Drawbacks and weaknesses of neodymium magnets and ways of using them

• Brittleness is one of their disadvantages. Upon intense impact they can fracture. We advise keeping them in a strong case, which not only protects them against impacts but also increases their durability
• Neodymium magnets decrease their strength under the influence of heating. As soon as 80°C is exceeded, many of them start losing their force. Therefore, we recommend our special magnets marked [AH], which maintain stability even at temperatures up to 230°C
• When exposed to humidity, magnets usually rust.
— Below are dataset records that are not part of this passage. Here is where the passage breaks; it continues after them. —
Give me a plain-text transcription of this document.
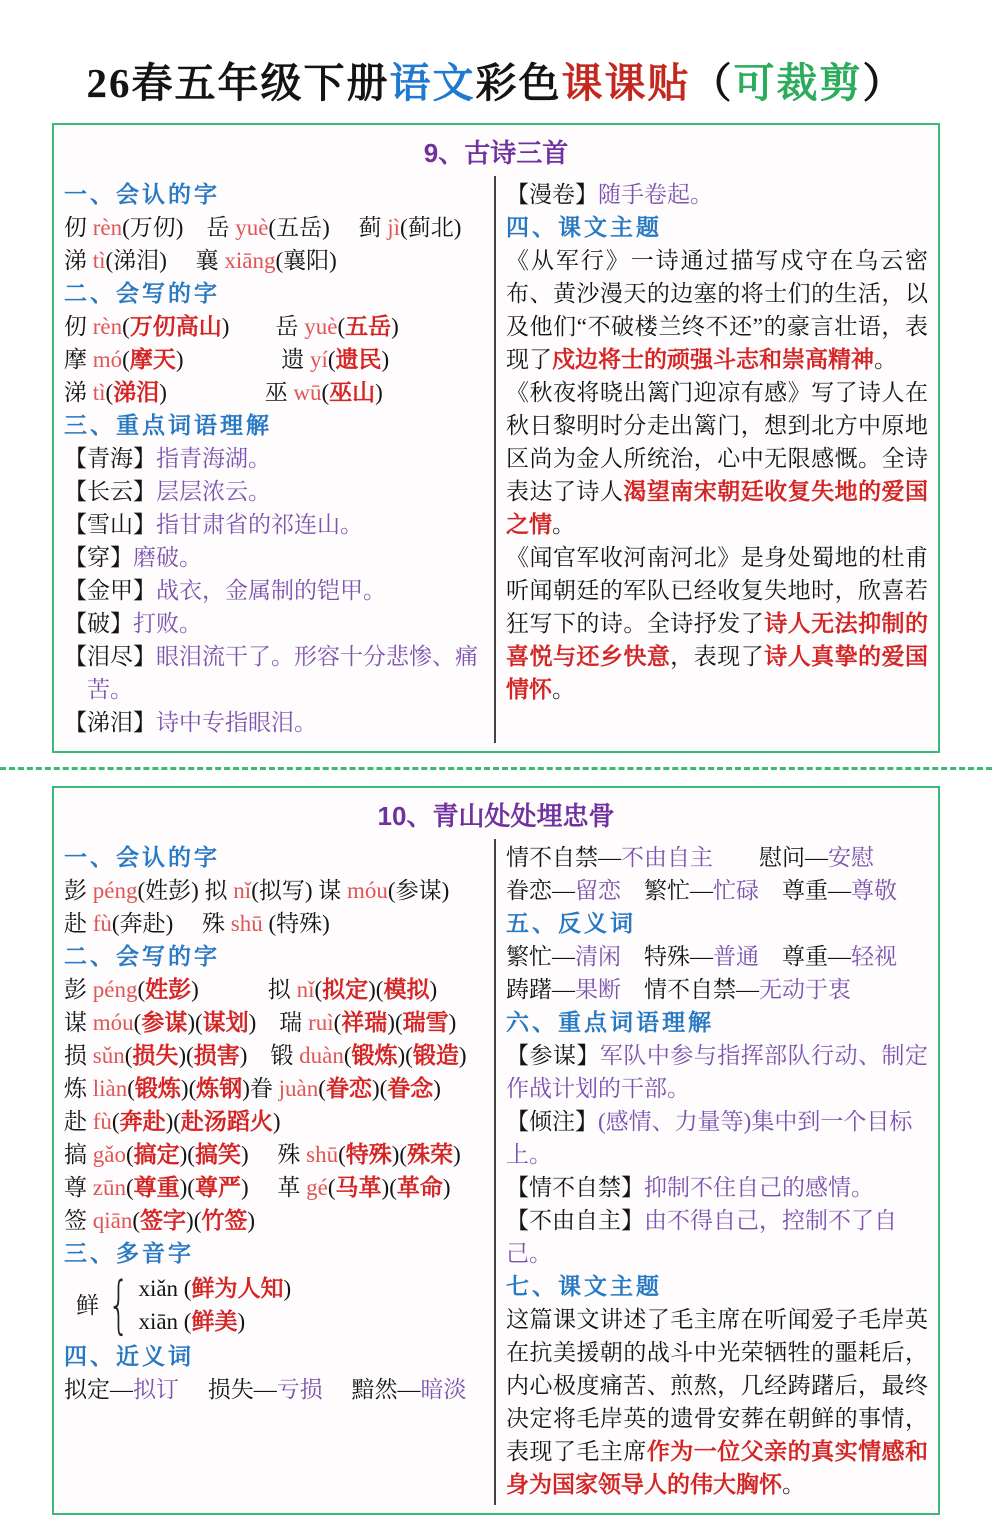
26春五年级下册语文彩色课课贴（可裁剪）
9、古诗三首
一、会认的字
仞 rèn(万仞)　岳 yuè(五岳)　 蓟 jì(蓟北)
涕 tì(涕泪)　 襄 xiāng(襄阳)
二、会写的字
仞 rèn(万仞高山)　　岳 yuè(五岳)
摩 mó(摩天)　　　　 遗 yí(遗民)
涕 tì(涕泪)　　　　 巫 wū(巫山)
三、重点词语理解
【青海】指青海湖。
【长云】层层浓云。
【雪山】指甘肃省的祁连山。
【穿】磨破。
【金甲】战衣，金属制的铠甲。
【破】打败。
【泪尽】眼泪流干了。形容十分悲惨、痛苦。
【涕泪】诗中专指眼泪。
【漫卷】随手卷起。
四、课文主题
《从军行》一诗通过描写戍守在乌云密布、黄沙漫天的边塞的将士们的生活，以及他们“不破楼兰终不还”的豪言壮语，表现了戍边将士的顽强斗志和崇高精神。
《秋夜将晓出篱门迎凉有感》写了诗人在秋日黎明时分走出篱门，想到北方中原地区尚为金人所统治，心中无限感慨。全诗表达了诗人渴望南宋朝廷收复失地的爱国之情。
《闻官军收河南河北》是身处蜀地的杜甫听闻朝廷的军队已经收复失地时，欣喜若狂写下的诗。全诗抒发了诗人无法抑制的喜悦与还乡快意，表现了诗人真挚的爱国情怀。
10、青山处处埋忠骨
一、会认的字
彭 péng(姓彭) 拟 nǐ(拟写) 谋 móu(参谋)
赴 fù(奔赴)　 殊 shū (特殊)
二、会写的字
彭 péng(姓彭)　　　拟 nǐ(拟定)(模拟)
谋 móu(参谋)(谋划)　瑞 ruì(祥瑞)(瑞雪)
损 sǔn(损失)(损害)　锻 duàn(锻炼)(锻造)
炼 liàn(锻炼)(炼钢)眷 juàn(眷恋)(眷念)
赴 fù(奔赴)(赴汤蹈火)
搞 gǎo(搞定)(搞笑)　 殊 shū(特殊)(殊荣)
尊 zūn(尊重)(尊严)　 革 gé(马革)(革命)
签 qiān(签字)(竹签)
三、多音字
鲜 { xiǎn (鲜为人知)
xiān (鲜美)
四、近义词
拟定—拟订　 损失—亏损　 黯然—暗淡
情不自禁—不由自主　　慰问—安慰
眷恋—留恋　繁忙—忙碌　尊重—尊敬
五、反义词
繁忙—清闲　特殊—普通　尊重—轻视
踌躇—果断　情不自禁—无动于衷
六、重点词语理解
【参谋】军队中参与指挥部队行动、制定作战计划的干部。
【倾注】(感情、力量等)集中到一个目标上。
【情不自禁】抑制不住自己的感情。
【不由自主】由不得自己，控制不了自己。
七、课文主题
这篇课文讲述了毛主席在听闻爱子毛岸英在抗美援朝的战斗中光荣牺牲的噩耗后，内心极度痛苦、煎熬，几经踌躇后，最终决定将毛岸英的遗骨安葬在朝鲜的事情，表现了毛主席作为一位父亲的真实情感和身为国家领导人的伟大胸怀。
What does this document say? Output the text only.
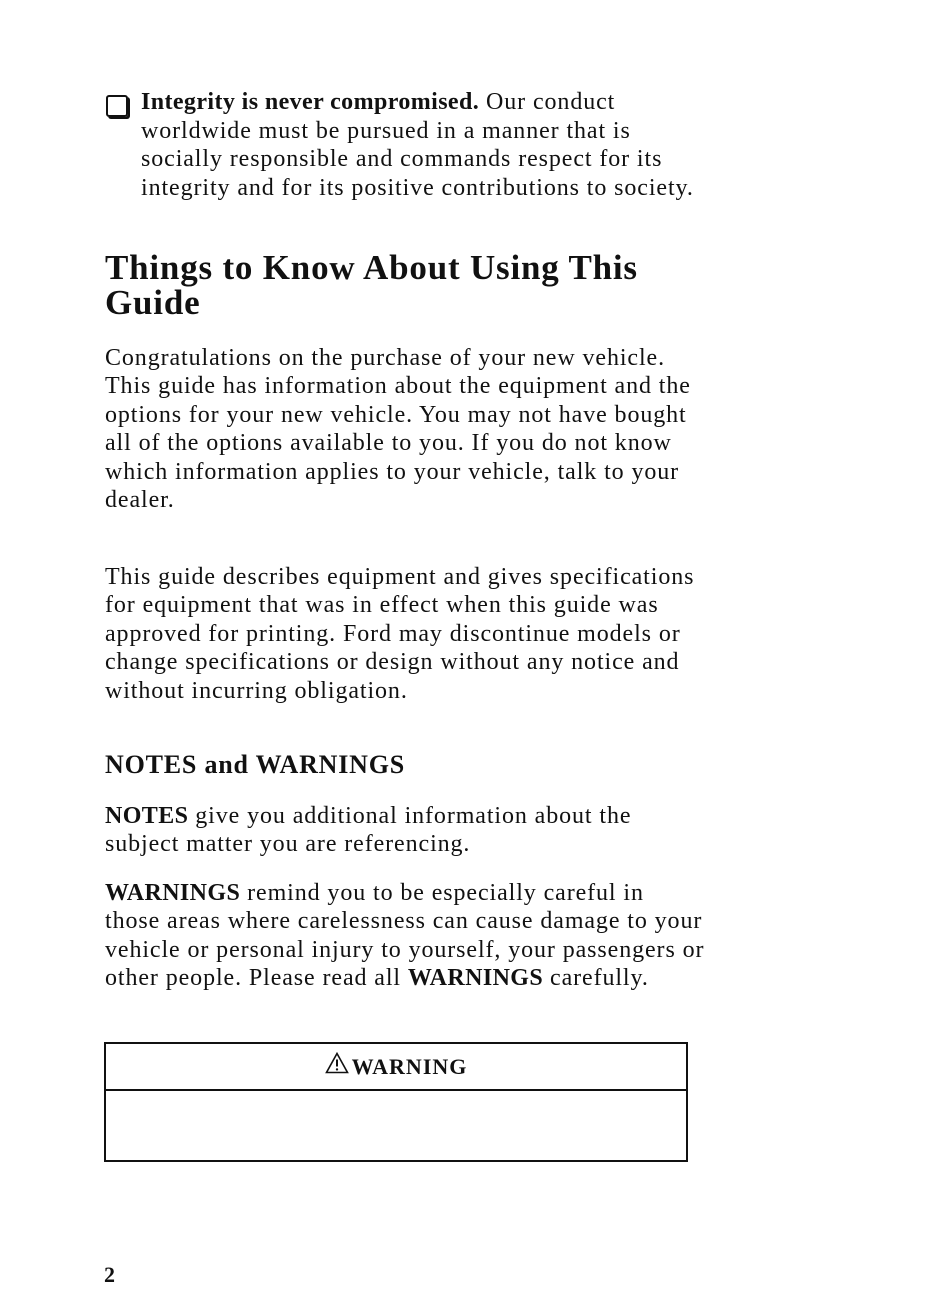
Integrity is never compromised. Our conduct worldwide must be pursued in a manner that is socially responsible and commands respect for its integrity and for its positive contributions to society.
Things to Know About Using This Guide

Congratulations on the purchase of your new vehicle. This guide has information about the equipment and the options for your new vehicle. You may not have bought all of the options available to you. If you do not know which information applies to your vehicle, talk to your dealer.

This guide describes equipment and gives specifications for equipment that was in effect when this guide was approved for printing. Ford may discontinue models or change specifications or design without any notice and without incurring obligation.

NOTES and WARNINGS

NOTES give you additional information about the subject matter you are referencing.

WARNINGS remind you to be especially careful in those areas where carelessness can cause damage to your vehicle or personal injury to yourself, your passengers or other people. Please read all WARNINGS carefully.

WARNING
2
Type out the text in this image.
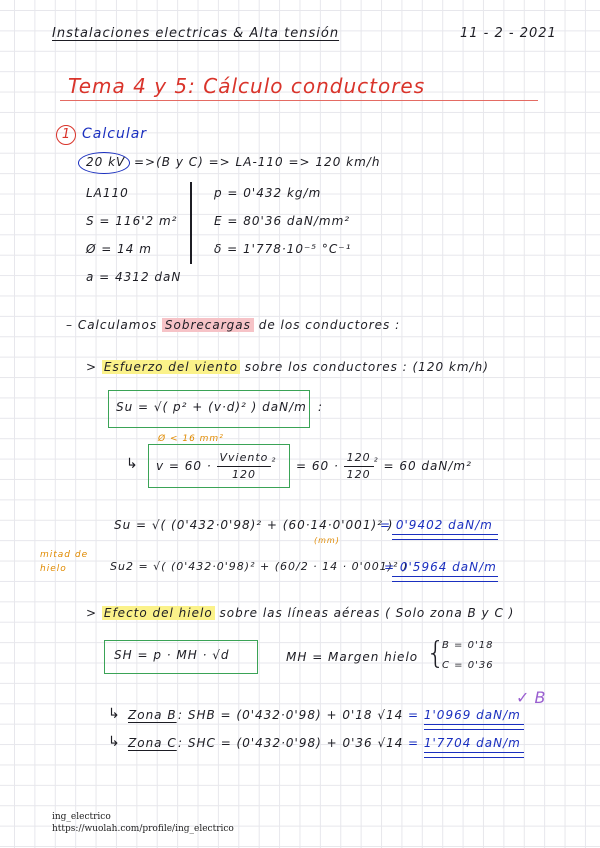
Instalaciones electricas & Alta tensión	11 - 2 - 2021
Tema 4 y 5: Cálculo conductores
1 Calcular
20 kV =>(B y C) => LA-110 => 120 km/h
LA110
S = 116'2 m²
Ø = 14 m
a = 4312 daN
p = 0'432 kg/m
E = 80'36 daN/mm²
δ = 1'778·10⁻⁵ °C⁻¹
– Calculamos Sobrecargas de los conductores :
> Esfuerzo del viento sobre los conductores : (120 km/h)
Su = √( p² + (v·d)² ) daN/m :
Ø < 16 mm²
↳ $v = 60 \cdot \frac{\text{Vviento}}{120} ^{^2} = 60 \cdot \frac{120}{120} ^{^2} = 60$ daN/m²
Su = √( (0'432·0'98)² + (60·14·0'001)² )
(mm)
= 0'9402 daN/m
mitad de hielo	Su2 = √( (0'432·0'98)² + (60/2 · 14 · 0'001)² )
= 0'5964 daN/m
> Efecto del hielo sobre las líneas aéreas ( Solo zona B y C )
SH = p · MH · √d	MH = Margen hielo {
B = 0'18
C = 0'36
✓ B
↳ Zona B : SHB = (0'432·0'98) + 0'18 √14 = 1'0969 daN/m
↳ Zona C : SHC = (0'432·0'98) + 0'36 √14 = 1'7704 daN/m
ing_electrico
https://wuolah.com/profile/ing_electrico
For applications outside, it is recommended to use protective magnets, such as those in rubber or plastics, which prevent oxidation and corrosion.
• We recommend cover - magnetic mechanism, due to difficulties in creating threads inside the magnet and complex shapes.
• Health risk resulting from small fragments of magnets pose a threat, in case of ingestion, which becomes key in the context of child health protection. It is also worth noting that small elements of these magnets can be problematic in diagnostics medical in case of swallowing.
• Due to expensive raw materials, their price is higher than average,

Maximum lifting capacity of the magnet – what it depends on?

The force parameter is a result of laboratory testing executed under standard conditions:

• with the contact of a yoke made of low-carbon steel, guaranteeing full magnetic saturation
• with a thickness no less than 10 mm
• with a surface cleaned and smooth
• with zero gap (no paint)
• during pulling in a direction vertical to the plane
• at conditions approx. 20°C

Determinants of lifting force in real conditions

Please note that the application force may be lower influenced by elements below, starting with the most relevant:

• Air gap (between the magnet and the metal), because even a tiny clearance (e.g. 0.5 mm) leads to a reduction in force by up to 50% (this also applies to varnish, corrosion or dirt).
• Loading method – catalog parameter refers to pulling vertically. When attempting to slide, the magnet holds much less (often approx. 20-30% of maximum force).
• Metal thickness – thin material does not allow full use of the magnet. Part of the magnetic field penetrates through instead of generating force.
• Material composition – not every steel attracts identically. Alloy additives weaken the attraction effect.
• Surface condition – ground elements guarantee perfect abutment, which improves field saturation. Rough surfaces weaken the grip.
• Temperature – temperature increase causes a temporary drop of induction. Check the thermal limit for a given model.

* Holding force was measured on a smooth steel plate of 20 mm thickness, when a perpendicular force was applied, in contrast under shearing force the load capacity is reduced by as much as 5 times. Moreover, even a slight gap {between} the magnet’s surface and the plate decreases the load capacity.